少し毛色の変わったところでは、『論語』、『古事記』、徳冨蘆花『自然と人生」、坪内逍遙『小説神髄』などにもあちこちに紙片の目印が挟んである。
新潮文庫はそのラインナップが僕の好みに合っていたのだと思うが、主として小説を買っている。紐の栞が付いていたのもポイントかも知れない。新潮文庫の方は書き込みがない。エンデの『果てしない物語』が付箋と書き込みだらけなのに、新潮文庫にはそれがないということは、僕自身がエンデを小説として読んでいなかったことの証左かも知れない。子どもが読んだときの解釈や影響を考えようとしていたためと思われる。

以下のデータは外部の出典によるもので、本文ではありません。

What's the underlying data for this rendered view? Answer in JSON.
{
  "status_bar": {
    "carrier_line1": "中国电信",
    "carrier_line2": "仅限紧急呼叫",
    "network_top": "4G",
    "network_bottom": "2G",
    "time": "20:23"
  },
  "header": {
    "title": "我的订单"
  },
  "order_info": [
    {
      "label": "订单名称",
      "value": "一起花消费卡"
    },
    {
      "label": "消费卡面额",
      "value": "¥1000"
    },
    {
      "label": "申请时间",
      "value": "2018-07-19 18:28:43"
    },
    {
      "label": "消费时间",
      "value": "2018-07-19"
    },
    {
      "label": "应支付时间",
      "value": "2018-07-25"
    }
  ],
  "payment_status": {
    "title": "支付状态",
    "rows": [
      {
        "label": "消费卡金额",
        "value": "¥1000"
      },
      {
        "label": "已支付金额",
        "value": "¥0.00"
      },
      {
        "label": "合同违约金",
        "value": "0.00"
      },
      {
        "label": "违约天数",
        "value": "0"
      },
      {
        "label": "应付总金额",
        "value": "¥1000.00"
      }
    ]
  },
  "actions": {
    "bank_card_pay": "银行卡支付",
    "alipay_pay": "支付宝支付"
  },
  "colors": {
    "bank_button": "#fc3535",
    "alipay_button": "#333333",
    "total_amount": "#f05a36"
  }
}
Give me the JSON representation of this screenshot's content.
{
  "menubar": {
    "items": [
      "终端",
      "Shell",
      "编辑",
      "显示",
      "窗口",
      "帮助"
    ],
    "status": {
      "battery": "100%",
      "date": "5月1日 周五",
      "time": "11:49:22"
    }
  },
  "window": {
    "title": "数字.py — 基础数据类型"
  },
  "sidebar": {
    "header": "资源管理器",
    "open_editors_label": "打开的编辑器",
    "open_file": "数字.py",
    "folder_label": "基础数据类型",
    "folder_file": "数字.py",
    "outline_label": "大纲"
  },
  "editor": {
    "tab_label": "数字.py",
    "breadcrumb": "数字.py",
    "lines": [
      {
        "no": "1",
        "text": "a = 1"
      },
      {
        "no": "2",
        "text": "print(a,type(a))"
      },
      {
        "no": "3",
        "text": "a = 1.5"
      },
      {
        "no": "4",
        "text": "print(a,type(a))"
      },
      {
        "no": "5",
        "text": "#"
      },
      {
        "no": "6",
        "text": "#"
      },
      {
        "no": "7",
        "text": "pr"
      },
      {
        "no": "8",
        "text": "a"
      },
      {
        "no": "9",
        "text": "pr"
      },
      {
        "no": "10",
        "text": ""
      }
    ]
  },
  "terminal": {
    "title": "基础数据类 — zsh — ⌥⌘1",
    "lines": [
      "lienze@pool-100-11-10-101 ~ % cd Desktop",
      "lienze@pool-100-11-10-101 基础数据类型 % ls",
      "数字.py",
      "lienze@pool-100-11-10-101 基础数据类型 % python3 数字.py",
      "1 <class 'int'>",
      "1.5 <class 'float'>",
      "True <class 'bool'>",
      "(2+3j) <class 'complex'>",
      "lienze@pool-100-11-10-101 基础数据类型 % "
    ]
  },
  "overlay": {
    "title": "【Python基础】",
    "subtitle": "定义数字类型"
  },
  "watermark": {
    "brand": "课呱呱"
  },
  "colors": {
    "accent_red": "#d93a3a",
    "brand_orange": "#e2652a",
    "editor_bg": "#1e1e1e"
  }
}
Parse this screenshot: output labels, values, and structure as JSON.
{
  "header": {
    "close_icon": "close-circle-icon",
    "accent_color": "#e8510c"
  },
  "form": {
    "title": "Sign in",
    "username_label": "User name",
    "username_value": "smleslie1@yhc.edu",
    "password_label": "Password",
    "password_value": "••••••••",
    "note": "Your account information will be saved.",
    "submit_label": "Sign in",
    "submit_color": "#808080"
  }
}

奥付の頁に購入日と書店名が記されていないと、購入したときの関心や意図がわからなくなりそうなので、最近はそれらを記すようにしている。ただし「Amazon」と記されている本が最近多くなっている。近所に大手書店がないという理由が大きい。やはり大きな書店が近くにあって欲しいものだ。
懐かしい本をめくっているうちに深夜になってしまったので、今使う本は明日読むことにしよう。